Current liabilities refer to the company's short-term financial obligations, which are supposed to be settled within one year or the cash conversion cycle. The cash conversion cycle is how long it takes the company to buy inventory and convert it to cash through the sales process. The amount that the company owes suppliers through accounts payable is an example of current liabilities.
Current liabilities are typically paid off using current assets, which include accounts receivables or cash. Determining the ratio between current assets and current liabilities reveals the company's ability to settle its debts.
The company's accounts payable makes up one of the biggest parts of current liabilities on the balance sheet. It accounts for unpaid supplier invoices.
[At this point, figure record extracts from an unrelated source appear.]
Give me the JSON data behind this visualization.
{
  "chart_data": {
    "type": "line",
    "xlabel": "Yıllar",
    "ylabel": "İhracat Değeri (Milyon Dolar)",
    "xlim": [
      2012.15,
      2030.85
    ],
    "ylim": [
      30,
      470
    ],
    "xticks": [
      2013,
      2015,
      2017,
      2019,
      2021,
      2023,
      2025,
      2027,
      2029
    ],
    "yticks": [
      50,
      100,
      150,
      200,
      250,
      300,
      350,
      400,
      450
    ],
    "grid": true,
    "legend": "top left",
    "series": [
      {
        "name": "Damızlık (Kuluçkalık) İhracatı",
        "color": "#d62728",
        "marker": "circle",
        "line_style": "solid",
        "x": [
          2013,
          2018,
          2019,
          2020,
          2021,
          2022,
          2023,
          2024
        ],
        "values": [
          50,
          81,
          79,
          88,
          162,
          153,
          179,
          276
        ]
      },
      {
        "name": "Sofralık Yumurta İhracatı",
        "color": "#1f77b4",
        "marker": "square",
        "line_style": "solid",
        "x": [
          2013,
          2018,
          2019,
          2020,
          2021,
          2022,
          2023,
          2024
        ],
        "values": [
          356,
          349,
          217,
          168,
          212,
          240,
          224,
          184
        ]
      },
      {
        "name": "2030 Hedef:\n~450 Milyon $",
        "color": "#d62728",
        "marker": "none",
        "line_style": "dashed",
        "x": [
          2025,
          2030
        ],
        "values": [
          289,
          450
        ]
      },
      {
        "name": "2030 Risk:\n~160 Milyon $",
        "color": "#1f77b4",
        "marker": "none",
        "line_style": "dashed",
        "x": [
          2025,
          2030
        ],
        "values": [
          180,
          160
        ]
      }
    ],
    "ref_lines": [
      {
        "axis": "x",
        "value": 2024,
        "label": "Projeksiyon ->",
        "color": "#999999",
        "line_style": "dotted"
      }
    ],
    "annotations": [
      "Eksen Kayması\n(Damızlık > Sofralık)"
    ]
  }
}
A good running business sets its accounts receivable due date in such a way that receivables are collected before the supplier due date.
In a situation where the supplier gives 60 days payment terms, the company would set its customer's payment terms to 30 days. It is possible to also settle current liabilities by creating another short-term liability.
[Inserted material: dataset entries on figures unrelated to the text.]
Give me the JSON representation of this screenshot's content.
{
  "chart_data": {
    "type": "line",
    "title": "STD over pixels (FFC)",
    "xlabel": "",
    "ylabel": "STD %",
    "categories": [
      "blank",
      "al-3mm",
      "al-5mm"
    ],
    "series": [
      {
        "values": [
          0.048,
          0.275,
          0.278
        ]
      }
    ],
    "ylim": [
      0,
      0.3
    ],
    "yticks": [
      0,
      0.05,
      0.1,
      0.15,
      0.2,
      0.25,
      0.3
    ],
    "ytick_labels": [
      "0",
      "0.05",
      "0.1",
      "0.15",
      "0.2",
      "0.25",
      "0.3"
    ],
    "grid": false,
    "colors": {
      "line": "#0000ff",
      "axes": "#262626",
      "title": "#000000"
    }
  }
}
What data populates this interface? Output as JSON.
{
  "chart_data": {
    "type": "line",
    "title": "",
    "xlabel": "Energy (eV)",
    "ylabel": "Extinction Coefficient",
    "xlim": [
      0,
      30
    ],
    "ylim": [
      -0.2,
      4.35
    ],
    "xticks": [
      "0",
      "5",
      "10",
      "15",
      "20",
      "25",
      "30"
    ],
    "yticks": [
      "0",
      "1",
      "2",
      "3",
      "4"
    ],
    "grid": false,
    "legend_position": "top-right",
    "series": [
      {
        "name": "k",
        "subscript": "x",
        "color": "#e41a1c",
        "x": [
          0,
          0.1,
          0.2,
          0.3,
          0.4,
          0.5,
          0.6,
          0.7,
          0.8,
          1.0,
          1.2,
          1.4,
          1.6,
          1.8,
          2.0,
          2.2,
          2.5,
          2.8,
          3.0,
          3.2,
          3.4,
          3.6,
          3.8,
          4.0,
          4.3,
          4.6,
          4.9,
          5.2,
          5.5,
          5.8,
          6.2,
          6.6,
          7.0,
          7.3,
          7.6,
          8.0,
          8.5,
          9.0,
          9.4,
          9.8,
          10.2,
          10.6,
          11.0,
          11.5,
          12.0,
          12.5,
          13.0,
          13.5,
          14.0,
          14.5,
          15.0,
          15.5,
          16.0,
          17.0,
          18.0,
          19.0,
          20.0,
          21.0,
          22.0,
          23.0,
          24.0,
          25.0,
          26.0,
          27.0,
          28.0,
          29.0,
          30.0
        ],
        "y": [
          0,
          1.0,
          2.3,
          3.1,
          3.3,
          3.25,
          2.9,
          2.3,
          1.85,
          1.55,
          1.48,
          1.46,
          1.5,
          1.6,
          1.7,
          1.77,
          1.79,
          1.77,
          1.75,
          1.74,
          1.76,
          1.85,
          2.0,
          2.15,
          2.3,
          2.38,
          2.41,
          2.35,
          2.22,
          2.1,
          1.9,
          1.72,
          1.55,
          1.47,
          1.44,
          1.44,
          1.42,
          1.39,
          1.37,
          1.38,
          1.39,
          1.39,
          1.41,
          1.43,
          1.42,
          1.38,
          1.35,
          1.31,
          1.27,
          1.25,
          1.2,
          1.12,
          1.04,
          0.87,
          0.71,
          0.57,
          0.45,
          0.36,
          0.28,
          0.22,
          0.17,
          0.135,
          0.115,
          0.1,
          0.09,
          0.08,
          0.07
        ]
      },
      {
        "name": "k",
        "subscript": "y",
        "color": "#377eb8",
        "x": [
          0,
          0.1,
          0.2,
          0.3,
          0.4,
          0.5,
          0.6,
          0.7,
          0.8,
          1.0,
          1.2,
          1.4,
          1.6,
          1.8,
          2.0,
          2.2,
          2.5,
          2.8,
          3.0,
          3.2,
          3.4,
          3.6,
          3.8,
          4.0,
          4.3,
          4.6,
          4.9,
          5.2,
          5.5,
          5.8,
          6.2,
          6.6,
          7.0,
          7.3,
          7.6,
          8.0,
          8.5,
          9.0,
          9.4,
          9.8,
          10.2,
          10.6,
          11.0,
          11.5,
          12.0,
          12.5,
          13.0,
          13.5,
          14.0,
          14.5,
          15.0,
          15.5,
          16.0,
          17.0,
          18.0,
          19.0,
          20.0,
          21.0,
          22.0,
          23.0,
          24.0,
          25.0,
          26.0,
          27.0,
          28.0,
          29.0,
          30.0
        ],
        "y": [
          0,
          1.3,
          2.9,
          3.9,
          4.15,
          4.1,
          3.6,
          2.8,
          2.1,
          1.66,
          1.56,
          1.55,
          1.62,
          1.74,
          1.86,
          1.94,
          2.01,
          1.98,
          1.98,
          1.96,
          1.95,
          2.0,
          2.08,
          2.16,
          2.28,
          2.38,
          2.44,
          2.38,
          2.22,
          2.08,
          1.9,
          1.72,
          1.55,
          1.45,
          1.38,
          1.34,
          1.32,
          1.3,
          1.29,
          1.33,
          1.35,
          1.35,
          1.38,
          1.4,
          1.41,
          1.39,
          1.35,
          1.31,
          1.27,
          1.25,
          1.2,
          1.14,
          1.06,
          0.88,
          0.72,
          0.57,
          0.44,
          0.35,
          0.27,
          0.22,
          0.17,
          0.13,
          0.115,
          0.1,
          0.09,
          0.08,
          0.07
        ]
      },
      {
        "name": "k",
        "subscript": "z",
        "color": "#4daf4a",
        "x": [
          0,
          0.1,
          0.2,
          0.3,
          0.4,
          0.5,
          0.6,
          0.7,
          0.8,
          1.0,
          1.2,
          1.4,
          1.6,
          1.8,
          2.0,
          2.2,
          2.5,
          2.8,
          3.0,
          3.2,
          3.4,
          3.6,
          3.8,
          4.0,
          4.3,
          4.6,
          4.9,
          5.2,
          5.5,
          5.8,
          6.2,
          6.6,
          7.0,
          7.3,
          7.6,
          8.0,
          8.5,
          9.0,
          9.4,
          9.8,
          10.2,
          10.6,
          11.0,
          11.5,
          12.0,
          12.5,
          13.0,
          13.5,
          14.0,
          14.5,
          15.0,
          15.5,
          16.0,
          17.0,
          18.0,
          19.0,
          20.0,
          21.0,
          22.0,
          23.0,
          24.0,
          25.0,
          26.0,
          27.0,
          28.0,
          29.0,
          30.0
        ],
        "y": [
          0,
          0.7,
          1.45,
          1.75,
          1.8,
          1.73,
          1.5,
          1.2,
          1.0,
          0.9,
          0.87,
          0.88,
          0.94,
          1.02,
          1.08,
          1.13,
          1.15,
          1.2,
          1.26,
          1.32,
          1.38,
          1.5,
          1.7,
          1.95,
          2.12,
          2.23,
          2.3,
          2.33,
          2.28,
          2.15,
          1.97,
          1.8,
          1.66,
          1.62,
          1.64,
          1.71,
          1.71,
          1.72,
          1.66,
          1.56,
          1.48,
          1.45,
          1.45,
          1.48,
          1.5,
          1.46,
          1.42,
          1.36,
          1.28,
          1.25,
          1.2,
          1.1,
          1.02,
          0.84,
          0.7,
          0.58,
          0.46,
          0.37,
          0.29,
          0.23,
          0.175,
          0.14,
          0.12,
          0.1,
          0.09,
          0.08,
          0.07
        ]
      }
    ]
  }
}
Examples of current liabilities that appear on the balance sheet include:
- Dividends payable
- Accounts payable
- Income taxes that the company owes in that year
- Short-term debt like commercial paper or bank loans
- Interest applicable on outstanding debts
- Current maturities of long-term debt
- Notes payable
Some businesses maintain an account called other current liabilities. This is a catch-all line for incorporating other liabilities that are to be settled in the year but not classified elsewhere. Current liabilities are not constant. Instead, they vary widely depending on industry and government regulations.
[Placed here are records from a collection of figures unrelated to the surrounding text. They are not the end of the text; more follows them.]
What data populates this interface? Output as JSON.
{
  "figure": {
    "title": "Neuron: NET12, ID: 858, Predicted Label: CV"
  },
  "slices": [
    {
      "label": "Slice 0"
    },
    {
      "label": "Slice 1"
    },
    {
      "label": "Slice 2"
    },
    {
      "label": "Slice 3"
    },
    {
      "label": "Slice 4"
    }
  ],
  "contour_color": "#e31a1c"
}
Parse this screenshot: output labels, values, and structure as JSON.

The current ratio is a measure of a company's ability to pay its short-term financial obligations or debts. The formula for the current ratio is current assets / current liabilities. Investors use this ratio to gauge sufficient current assets on its balance sheet that can offset current debt and other accounts payables.
A related calculation, quick ratio, reveals the liquidity of a company in a more conservative approach. It is the same as the current ratio but subtracts the value of total inventories beforehand.
As the name suggests, these are liabilities that the company has more than one year to settle. They include:
- Interest and principal on bonds issued.
- There is also pension fund liability, which is the money that the organization is supposed to pay into employees' retirement accounts.
- Deferred tax liability is the accrued amount that does not have to be paid within the year.
There are some liabilities that may be classified as off the balance sheet. These do not appear on the balance sheet.
3. Shareholder Equity
Shareholder equity refers to the money that belongs to business owners or shareholders. The other term used is net assets because shareholder equity is calculated as total company assets, fewer liabilities, or the debts that the company owes.
Shareholder equity is an important metric that analysts and investors can count upon to make better investment decisions. It forms the basis for determining the value of company-related financial ratios.
Shareholder equity = total assets – total liabilities
Details about shareholder equity are available on the balance sheet.
Retained earnings are the money that the company keeps to reinvest in the business and settle its debt. The amount that remains thereafter is shared with the shareholders in the form of dividends.
The balance sheet is an important metric for companies of all sizes, large or small. It is a useful tool for determining risk, information that investors can use to make better decisions while business owners get to see the firm's exposure. With a single glance at the balance sheet, you get to see what the company owns against what it owes. You can tell whether the company has sufficient funds at hand to meet its short-term demands.